CustomTokenizerRegistry#

class scikitplot.corpus.CustomTokenizerRegistry(kind)[source]#

Thread-safe module-level registry for named custom components.

Each registry holds a dict[str, Protocol] accessible via module-level helpers (register_tokenizer, get_tokenizer, etc.).

All register, get, names, and __contains__ operations acquire an internal threading.RLock to guarantee safety when registering from worker threads (e.g. ThreadPoolExecutor batch jobs).

Raises:
KeyError

get raises KeyError when the name is not registered.

Parameters:

kind (str)

Notes

User note: Register all custom components at application startup, before spawning worker threads, to avoid any lock contention in hot paths.

Developer note: threading.RLock (reentrant) is used instead of threading.Lock so that the same thread can call register from within a get callback without deadlocking.
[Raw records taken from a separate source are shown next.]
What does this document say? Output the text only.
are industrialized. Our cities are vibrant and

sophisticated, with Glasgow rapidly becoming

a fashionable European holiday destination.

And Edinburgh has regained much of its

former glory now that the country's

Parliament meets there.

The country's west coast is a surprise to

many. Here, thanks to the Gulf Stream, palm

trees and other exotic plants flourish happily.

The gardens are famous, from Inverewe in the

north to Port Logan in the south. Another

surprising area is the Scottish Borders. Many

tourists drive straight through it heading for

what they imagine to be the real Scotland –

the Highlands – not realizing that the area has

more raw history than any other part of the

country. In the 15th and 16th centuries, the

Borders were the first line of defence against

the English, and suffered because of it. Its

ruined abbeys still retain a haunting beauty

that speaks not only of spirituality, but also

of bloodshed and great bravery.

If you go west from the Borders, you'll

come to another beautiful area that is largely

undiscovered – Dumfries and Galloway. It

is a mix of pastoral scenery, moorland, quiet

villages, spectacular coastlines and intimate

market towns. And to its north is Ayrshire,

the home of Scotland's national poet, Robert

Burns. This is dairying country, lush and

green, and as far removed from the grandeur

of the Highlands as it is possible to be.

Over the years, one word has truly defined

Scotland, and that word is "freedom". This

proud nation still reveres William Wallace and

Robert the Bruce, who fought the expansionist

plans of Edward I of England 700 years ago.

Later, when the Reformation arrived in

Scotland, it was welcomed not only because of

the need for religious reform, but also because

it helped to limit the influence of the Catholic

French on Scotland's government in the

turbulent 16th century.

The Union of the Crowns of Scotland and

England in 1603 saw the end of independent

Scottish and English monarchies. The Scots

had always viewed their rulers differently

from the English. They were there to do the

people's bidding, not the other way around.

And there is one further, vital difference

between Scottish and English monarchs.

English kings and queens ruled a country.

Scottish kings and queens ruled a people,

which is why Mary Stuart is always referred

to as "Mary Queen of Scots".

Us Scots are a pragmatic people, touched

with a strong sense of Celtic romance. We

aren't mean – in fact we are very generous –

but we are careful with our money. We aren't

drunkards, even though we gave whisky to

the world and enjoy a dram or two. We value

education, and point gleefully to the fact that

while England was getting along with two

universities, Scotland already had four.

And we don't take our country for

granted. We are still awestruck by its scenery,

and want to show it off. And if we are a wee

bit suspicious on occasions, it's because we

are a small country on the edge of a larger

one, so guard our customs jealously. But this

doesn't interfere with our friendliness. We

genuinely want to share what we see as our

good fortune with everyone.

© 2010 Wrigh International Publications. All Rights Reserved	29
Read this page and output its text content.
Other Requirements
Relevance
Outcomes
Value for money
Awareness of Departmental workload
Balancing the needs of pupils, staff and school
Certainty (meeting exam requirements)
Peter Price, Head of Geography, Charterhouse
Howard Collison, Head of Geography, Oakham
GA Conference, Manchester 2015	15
This is safe on CPython, PyPy, and GraalPy.

get(name)[source]#

Retrieve the component registered under name.

Parameters:
namestr

Registry key.

Returns:
object

The registered component.

Raises:
KeyError

If name has not been registered.

Parameters:

name (str)

Return type:

Any

names()[source]#

Return all registered names.

Returns:
list[str]

Sorted list of registered keys.

Return type:

list[str]

register(name, instance)[source]#

Register instance under name.

Parameters:
namestr

Registry key. Must be a non-empty string.

instanceobject

The component instance to register.

Raises:
TypeError

If name is not a str.

ValueError

If name is empty.

Parameters:
Return type:

None